Salomi è libera, ma 104 sono nel nulla
Sono passati quasi quattro anni, ma Salomi Pogu è finalmente tornata a casa. La giovane era stata trovata all’inizio di gennaio durante un’offensiva militare dell’esercito nigeriano contro i jihadisti di Boko Haram nella foresta di Sambisa.
È lei l’ultima «Chibok-girl» liberata. Poco prima di Salomi, a novembre del 2016, i militari avevano salvato anche Maryam Ali Maiyanga insieme ad Ali, il figlio di 10 mesi. «Il desiderio di ogni nostro soldato è di liberare tutte le li- ceali di Chibok», ha dichiarato il generale nigeriano Rogers Nicholas, a capo dell’operazione “Lafiya Dole” (Pace ad ogni costo, nella lingua hausa,
ndr) lanciata per «cacciare i jihadisti dal nord-est del Paese ». Ad oggi, però, 104 studentesse di Chibok rimangono ancora prigioniere. Quelle che dopo anni sono invece riuscite a riabbracciare i propri genitori hanno passato un intenso programma di riabilitazione fisica e mentale prima di essere nuovamente integrate nella società. Altre sono purtroppo ritornate dai jihadisti. «La riabilitazione è un lungo percorso, complicato dal fatto che la guerra è ancora in atto – ha spiegato recentemente Akilu, a capo della Neem foundation, incaricata di supervisionare il programma –. Essere ancora una volta accettate nella vita normale è un’impresa che può durare anni».
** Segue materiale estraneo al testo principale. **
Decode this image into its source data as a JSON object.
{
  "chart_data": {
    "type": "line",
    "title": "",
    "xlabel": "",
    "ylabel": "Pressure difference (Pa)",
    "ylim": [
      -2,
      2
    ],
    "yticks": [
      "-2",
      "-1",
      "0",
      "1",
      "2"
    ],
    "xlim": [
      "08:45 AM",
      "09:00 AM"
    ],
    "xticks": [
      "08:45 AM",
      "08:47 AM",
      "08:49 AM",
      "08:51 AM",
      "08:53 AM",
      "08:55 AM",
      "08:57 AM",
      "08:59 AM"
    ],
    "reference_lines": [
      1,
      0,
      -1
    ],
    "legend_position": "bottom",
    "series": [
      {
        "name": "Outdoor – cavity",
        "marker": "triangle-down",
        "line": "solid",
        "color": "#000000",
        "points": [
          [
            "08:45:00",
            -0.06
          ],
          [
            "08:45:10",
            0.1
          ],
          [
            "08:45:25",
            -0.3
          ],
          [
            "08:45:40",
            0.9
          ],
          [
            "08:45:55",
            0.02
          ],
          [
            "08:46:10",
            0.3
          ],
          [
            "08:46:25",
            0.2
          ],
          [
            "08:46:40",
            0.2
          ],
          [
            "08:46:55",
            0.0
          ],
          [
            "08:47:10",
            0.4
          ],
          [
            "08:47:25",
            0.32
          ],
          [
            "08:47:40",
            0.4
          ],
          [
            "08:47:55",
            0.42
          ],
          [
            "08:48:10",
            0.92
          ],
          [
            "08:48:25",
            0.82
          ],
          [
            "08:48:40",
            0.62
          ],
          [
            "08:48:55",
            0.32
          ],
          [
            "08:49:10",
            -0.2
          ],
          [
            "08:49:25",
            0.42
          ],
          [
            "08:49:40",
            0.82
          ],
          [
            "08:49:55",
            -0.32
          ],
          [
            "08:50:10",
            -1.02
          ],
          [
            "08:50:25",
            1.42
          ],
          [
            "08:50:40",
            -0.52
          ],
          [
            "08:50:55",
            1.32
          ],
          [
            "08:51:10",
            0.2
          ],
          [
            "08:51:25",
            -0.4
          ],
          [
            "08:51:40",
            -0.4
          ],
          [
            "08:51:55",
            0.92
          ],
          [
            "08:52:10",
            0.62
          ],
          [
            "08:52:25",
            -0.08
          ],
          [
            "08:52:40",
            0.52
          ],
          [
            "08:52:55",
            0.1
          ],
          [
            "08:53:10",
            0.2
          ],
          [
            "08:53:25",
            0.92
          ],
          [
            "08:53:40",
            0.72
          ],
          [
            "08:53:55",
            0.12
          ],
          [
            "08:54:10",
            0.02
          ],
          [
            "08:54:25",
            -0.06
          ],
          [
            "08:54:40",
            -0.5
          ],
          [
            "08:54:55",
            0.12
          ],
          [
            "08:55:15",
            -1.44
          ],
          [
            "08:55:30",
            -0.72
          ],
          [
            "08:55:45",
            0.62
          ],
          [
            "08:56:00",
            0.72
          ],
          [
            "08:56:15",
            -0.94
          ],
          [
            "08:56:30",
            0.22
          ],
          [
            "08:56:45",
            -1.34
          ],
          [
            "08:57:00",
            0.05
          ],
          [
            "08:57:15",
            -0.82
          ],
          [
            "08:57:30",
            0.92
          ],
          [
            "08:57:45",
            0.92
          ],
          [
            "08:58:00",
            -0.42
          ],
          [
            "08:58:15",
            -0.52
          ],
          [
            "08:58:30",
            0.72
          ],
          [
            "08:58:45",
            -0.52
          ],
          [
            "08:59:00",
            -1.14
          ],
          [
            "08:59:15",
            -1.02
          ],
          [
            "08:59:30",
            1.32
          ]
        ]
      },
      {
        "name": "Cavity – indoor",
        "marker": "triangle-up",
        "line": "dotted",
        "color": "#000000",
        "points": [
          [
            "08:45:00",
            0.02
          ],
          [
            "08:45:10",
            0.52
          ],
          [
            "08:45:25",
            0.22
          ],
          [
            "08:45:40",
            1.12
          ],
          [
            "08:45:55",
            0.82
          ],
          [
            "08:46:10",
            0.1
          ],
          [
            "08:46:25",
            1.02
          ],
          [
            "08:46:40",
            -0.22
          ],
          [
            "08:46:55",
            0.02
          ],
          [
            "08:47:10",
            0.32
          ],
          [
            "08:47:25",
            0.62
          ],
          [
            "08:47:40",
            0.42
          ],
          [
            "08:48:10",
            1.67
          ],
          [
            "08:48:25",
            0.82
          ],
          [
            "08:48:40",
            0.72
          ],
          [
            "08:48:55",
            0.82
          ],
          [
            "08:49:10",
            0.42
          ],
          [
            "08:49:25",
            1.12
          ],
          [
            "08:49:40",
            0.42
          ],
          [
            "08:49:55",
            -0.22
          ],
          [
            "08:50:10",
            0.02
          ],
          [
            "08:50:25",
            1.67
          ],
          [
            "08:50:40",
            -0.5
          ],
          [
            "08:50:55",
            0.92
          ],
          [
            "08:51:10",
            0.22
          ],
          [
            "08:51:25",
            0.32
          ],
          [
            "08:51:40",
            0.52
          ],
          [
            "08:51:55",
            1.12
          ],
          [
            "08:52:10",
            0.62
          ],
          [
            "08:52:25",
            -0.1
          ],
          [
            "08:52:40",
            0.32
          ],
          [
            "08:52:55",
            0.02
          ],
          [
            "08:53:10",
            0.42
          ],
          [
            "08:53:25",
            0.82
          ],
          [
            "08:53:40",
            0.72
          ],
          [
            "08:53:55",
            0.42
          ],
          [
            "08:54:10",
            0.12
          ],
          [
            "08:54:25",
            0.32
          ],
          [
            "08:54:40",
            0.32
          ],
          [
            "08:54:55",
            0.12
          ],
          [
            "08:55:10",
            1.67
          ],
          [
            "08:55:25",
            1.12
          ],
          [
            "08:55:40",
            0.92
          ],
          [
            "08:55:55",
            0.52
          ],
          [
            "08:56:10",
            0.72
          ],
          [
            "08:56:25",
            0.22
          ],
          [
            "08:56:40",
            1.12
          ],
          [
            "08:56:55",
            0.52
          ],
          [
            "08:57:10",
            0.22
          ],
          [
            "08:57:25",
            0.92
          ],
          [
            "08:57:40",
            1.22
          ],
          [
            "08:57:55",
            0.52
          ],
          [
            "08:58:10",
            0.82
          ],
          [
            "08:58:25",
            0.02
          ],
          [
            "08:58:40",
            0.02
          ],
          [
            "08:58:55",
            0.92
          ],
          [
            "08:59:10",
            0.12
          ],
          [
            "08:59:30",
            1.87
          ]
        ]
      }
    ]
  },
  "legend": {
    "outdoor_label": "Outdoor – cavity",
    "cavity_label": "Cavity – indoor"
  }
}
Era il 14 aprile del 2014 quando i ribelli attaccarono nella notte una scuola di Chibok, costringendo 276 liceali a salire sui loro mezzi. Mentre molte sono scappate, circa 210 di esse sono state trasportate con forza nella foresta. Il rapimento di massa ha provocato l’indignazione della comunità internazionale che, insieme all’ex First Lady statunitense, Michelle Obama, ha aderito sul Web alla campagna «Bring back our girls» (Riportate indietro le nostre ragazze).
Lo scorso maggio, il presidente nigeriano, Muhammadu Buhari, aveva incontrato 82 studentesse liberate. Le giovani avevano però subito un devastante lavaggio del cervello durante la prigionia. Alcune, invece, avevano sposato vari insorti della setta jihadista. «Aisha Yerima, 25 anni, era diventata moglie del comandante ribelle, Mamman Nur – ha raccontato l’anno scorso la scrittrice nigeriana, Adaobi Tricia Nwaubani –. Lei è tornata subito da lui sebbene fosse stata liberata e avesse partecipato al programma di reintegrazione».
Secondo gli esperti, sono «almeno 145 le bambine o ragazze utilizzate da Boko Haram come bombe-umane». La più piccola aveva 7 anni. Si è fatta esplodere a febbraio del 2015 nella località settentrionale di Potiskum uccidendo altre cinque persone.
L’imprendibile capo Shekau «fatto scappare dai militari»
Secondo le ultime informazioni, Abubakar Shekau (nella foto) è fuggito settimana scorsa dal suo nascondiglio coperto da un hijab, l’abito femminile islamico. Il capo della principale fazione di Boko Haram sembra infatti avere molte vite. L’esercito nigeriano l’ha dichiarato «morto» almeno quattro volte, per poi ritrovarselo davanti a una telecamera vivo e ancora più arrabbiato di prima.
Shekau, conosciuto anche con il nome di Darul Tawheed, ha iniziato la lotta armata con Boko Haram nel 2002, come vice del defunto fondatore, Mohammed Yusuf. In seguito all’uccisione di quest’ultimo nel 2009, Shekau ha preso il potere e ha intensificato l’offensiva jihdista. «Le autorità lo accusano di rapimenti, attentati suicidi, massacri, distruzione di edifici e altro – affermano gli analisti dell’intelligence –.
Nessuno sembra però capace di catturarlo». L’emittente inglese, “Bbc”, ha invece intervistato un militare nigeriano che ha dichiarato di come al suo plotone, «giunto molto vicino a Shekau», sia stato ordinato di non arrestarlo. Durante il 2015, il leader jihadista ha giurato fedeltà al Daesh, sebbene sia stato poi sconfessato dallo stesso gruppo nel 2016 a causa dei suoi numerosi attentati contro civili innocenti. E proprio da allora sarebbero iniziate le prime forti divisioni all’interno del gruppo di ribelli ora frammentato in diverse fazioni.